Prof. Dr. Andreas Kulozik vom Universitätsklinikum Heidelberg, der eine erfolgreiche Klinische Studie mit Zynteglo im Vorfeld der Zulassung durchgeführt hatte, betont aber, dass die Gentherapie nur für eine kleine Gruppe von ß-Thalassämie-Erkrankten mit genau definiertem Krankheitsbild indiziert ist, für die kein geeigneter verwandter Stammzellspender zur Verfügung steht. Rund die Hälfte aller an ß-Thalassämie leidenden Kinder und Jugendlichen können einen solchen passenden Spender nicht finden. Wie bluebird bio mitteilt, sucht das Unternehmen jetzt einen Partner, der die Vermarktung der Gentherapien Zynteglo und Skysona übernimmt. Es besteht also noch Hoffnung, dass sie in Europa erhalten bleiben.
Als Gründe für die exorbitanten Kosten einer Gentherapie werden neben dem hochkomplexen Behandlungsverlauf und der kostspieligen Herstellung der Genfähren das auf jede Patientin und jeden Patienten individuell zugeschnittene Verfahren, geringe Patientenzahlen, aufwändige und lange Studien und hohe Sicherheitsauflagen angeführt. Als teuerstes Medikament aller Zeiten gilt derzeit mit Kosten von über 2,2 Mio. Euro Zolgensma, eine In-vivo-Genersatztherapie gegen spinale Muskelatrophie. Diese Erbkrankheit führt schon bei Kleinkindern wegen Muskelschwund zum Tode oder zu schwersten Behinderungen. Ursache ist ein Gendefekt, der die Motoneuronen im Rückenmark schädigt. Zolgensma, das jetzt vom Schweizer Pharmagiganten Novartis vertrieben wird, ist seit 2020 in Deutschland verfügbar, und allein am Universitätsklinikum Heidelberg wurden bislang 19 Kinder mit dem Arzneimittel behandelt.
CAR-T-Zelltherapie
Novartis hatte im August 2018 auch die europäische Marktzulassung für seine CAR-T-Zelltherapie Kymriah zur Behandlung von bestimmten Blutkrebsarten (akute lymphoblastische B-Zell-Leukämien und B-Zell-Lymphome) erhalten. CAR-T-Zellen sind autologe Immunzellen (T-Lymphozyten), die von Krebspatientinnen und -patienten gewonnen und ex vivo gentechnisch hergestellt werden. Dabei werden sie mit einem künstlichen Rezeptor für ein bestimmtes Krebsantigen verbunden, dem chimären Antigenrezeptor (CAR). Mithilfe dieses Rezeptors können die wieder in die Erkrankten transplantierten CAR-T-Zellen die Krebszellen aufspüren und zerstören. Trotz ihres Namens wird die CAR-T-Zelltherapie meist als Gentherapie klassifiziert, doch mit gleicher Berechtigung kann man sie auch als Immuntherapie bezeichnen. [Bei solchen neuartigen Technologien überschneiden sich oft die Definitionen, und am besten bezeichnet man sie einfach als ATMP.]
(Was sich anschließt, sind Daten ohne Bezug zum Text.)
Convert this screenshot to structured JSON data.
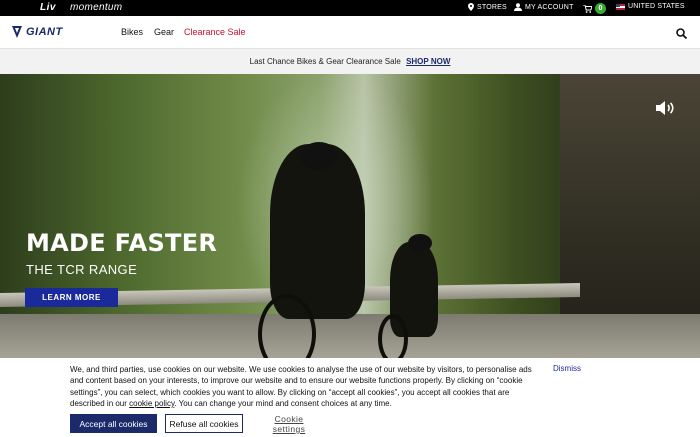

Die CAR-T-Zelltherapien haben sich, obwohl sie oft mit schweren Nebenwirkungen verbunden sind, zum heißesten Thema aller Advanced Therapy Medicinal Products entwickelt; es gibt hunderte Klinische Studien bei Krebserkrankungen, die anders nicht mehr zu therapieren waren. Mehrere biopharmazeutische Unternehmen haben für ihre CAR-T-Zelltherapien bereits Zulassungen erhalten – alle bisher für verschiedene hämatologische und lymphatische Krebsformen. In jüngster Zeit gibt es jedoch vielversprechende modifizierte Ansätze, auch solide Tumoren wie Prostata- und Pankreaskarzinome oder Lungenkrebs mit dieser Technologie zu behandeln. Für die Entwicklung der Onkologie und die Krebsbekämpfung sind CAR-T-Zelltherapien einer der großen Hoffnungsträger.